Improving the trust model for commits

Matt Mackall mpm at selenic.com
Mon Apr 6 23:04:59 UTC 2015


On Sat, 2015-04-04 at 10:59 -0700, Gregory Szorc wrote:
> On Fri, Apr 3, 2015 at 1:44 PM, Matt Mackall <mpm at selenic.com> wrote:
> 
> > On Fri, 2015-04-03 at 12:53 -0700, Gregory Szorc wrote:
> > > People at Mozilla who write security and crypto code have approached me
> > > about adding a stronger trust model to version control. tl;dr we want
> > > commit signing that establishes a cryptographic and distributed (read:
> > > multiple signers) chain of trust that can be used to verify and audit
> > that
> > > changes to highly sensitive code are reviewed by the proper people and
> > that
> > > changes land exactly as intended.
> > >
> > > I've put together http://mercurial.selenic.com/wiki/CommitSigningPlan
> > with
> > > a proposed plan for a *supplemental* commit signing method to achieve
> > this.
> >
> > Interesting.
> >
> > (FYI, in the very early days of hg, I used to automatically sign all my
> > commits thusly: http://www.selenic.com/hg/rev/db3aa85b9379 )
> >
> > I think we need a more explicit list of the sorts of attacks we want to
> > defend against so that we can more explicitly define "what a signature
> > asserts".
> >
> > For instance, imagine Alice creates a large legitimate patch X. Eve sees
> > an early version of patch X in flight and quickly submits a small
> > clean-up patch W that causes the final version of X to create a hole
> > when it lands.
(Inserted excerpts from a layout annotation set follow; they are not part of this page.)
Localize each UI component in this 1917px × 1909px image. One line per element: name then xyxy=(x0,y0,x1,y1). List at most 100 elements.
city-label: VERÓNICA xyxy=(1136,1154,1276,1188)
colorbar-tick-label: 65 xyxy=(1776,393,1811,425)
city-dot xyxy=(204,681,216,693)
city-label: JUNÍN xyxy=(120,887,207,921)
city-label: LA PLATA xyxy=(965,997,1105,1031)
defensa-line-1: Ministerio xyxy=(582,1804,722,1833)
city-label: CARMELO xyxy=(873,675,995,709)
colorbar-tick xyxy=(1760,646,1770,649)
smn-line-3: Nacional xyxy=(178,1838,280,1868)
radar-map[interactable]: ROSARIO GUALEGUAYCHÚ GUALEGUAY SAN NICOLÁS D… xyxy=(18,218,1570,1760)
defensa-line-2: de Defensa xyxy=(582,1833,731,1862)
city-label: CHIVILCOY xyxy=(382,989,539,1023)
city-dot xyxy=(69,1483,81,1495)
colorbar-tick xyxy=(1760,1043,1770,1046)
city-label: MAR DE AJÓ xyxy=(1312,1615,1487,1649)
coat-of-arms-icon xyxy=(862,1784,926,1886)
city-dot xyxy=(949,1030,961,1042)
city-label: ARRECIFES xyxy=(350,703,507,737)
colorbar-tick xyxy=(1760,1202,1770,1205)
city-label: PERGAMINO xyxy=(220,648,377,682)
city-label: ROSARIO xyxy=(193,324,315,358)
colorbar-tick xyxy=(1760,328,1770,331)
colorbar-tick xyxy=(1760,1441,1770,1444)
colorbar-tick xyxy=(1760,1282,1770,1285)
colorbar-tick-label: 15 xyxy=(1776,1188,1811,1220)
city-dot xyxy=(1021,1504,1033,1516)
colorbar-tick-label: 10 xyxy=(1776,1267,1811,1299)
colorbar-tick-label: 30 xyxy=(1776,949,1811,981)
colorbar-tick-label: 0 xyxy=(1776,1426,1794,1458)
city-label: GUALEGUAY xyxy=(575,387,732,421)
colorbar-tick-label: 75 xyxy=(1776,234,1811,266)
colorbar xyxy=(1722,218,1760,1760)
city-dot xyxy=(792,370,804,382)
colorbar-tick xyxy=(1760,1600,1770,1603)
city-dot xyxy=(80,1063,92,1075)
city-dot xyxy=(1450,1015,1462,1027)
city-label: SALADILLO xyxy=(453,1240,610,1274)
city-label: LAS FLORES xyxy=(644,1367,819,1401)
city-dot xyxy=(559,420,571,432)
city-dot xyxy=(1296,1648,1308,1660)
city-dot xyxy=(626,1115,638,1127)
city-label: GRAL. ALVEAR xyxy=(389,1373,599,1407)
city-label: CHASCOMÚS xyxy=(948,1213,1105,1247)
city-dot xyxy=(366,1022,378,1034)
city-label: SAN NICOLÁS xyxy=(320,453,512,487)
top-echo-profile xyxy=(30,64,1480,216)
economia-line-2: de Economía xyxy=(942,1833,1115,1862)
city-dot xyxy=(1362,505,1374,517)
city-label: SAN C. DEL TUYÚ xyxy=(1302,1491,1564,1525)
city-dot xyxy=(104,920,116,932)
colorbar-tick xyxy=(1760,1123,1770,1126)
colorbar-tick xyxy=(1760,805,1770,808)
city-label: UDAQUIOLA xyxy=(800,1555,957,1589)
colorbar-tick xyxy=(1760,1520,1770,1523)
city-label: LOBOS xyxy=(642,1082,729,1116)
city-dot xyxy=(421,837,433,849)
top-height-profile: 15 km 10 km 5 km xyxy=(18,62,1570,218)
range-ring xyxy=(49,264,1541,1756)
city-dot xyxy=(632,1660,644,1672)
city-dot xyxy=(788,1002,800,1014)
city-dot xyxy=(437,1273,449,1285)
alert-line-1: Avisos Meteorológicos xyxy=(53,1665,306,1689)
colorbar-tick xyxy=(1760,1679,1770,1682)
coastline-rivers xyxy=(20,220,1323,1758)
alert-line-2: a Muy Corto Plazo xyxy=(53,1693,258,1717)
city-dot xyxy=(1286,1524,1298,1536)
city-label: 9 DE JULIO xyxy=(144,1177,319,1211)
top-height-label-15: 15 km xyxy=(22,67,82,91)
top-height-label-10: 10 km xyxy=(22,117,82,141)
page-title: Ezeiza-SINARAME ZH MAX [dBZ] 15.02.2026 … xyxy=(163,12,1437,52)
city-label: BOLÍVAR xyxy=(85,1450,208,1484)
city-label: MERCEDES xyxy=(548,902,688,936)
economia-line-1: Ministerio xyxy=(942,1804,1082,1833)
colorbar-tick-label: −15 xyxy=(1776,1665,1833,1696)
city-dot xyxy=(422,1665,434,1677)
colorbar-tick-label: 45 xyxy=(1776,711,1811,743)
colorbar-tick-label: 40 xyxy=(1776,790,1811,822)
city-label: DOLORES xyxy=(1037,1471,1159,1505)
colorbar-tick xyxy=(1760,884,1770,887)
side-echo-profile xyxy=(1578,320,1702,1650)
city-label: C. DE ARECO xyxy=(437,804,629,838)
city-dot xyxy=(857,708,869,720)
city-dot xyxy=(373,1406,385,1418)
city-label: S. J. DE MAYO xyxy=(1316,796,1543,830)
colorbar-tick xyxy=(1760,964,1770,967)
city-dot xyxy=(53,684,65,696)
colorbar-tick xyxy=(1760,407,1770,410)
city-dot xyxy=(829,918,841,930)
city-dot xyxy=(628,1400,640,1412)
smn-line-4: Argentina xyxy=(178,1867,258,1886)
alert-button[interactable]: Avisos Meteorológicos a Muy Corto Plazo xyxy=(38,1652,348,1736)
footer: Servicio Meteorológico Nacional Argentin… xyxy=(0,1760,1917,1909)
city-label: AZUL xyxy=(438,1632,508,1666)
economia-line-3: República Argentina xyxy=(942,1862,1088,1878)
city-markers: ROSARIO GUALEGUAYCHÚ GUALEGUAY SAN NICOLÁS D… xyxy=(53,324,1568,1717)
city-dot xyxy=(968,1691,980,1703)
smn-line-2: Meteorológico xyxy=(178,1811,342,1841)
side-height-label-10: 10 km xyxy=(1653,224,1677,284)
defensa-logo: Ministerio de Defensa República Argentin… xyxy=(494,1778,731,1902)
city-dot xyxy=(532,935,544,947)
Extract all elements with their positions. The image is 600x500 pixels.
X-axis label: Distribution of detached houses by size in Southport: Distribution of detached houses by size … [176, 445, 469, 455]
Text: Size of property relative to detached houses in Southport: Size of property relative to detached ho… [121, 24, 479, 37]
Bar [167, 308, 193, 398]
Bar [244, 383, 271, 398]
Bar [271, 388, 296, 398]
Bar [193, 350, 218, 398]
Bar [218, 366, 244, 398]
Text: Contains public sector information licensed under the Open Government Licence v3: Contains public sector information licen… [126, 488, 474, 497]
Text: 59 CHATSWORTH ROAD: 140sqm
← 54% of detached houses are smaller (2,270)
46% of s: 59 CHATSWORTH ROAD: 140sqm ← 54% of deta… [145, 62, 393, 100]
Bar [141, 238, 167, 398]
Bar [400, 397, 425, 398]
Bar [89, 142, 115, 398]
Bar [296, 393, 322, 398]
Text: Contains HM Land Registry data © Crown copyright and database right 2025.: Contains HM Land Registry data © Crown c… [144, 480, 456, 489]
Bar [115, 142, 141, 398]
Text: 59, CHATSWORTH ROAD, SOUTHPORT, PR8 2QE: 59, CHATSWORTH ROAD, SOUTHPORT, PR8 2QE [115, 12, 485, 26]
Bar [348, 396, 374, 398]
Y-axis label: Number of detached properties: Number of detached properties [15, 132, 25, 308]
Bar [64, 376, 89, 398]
Now we have an attribution problem: Alice has asserted
> > that X is good, but if she's signing a delta rather than a full state,
> > her assertion can be made false between when she signs it and when it
> > lands. And Eve is in the clear from an auditing perspective: her patch
> > is demonstrably harmless.
> >
> > At some level, I think the best we can do is a chain-of-custody model:
> > each person/process validates the signature of the last person, and
> > creates a signature that asserts they have done that and the result is
> > changeset X.
> >
> 
> I've made significant updates to the wiki page to address your questions
> and more.

The big thing I'm skeptical about is how well your commit representation
is going to work in practice. I'm afraid that too many will become
invalid across rebase to be useful.

-- 
Mathematics is the supreme nostalgia of our time.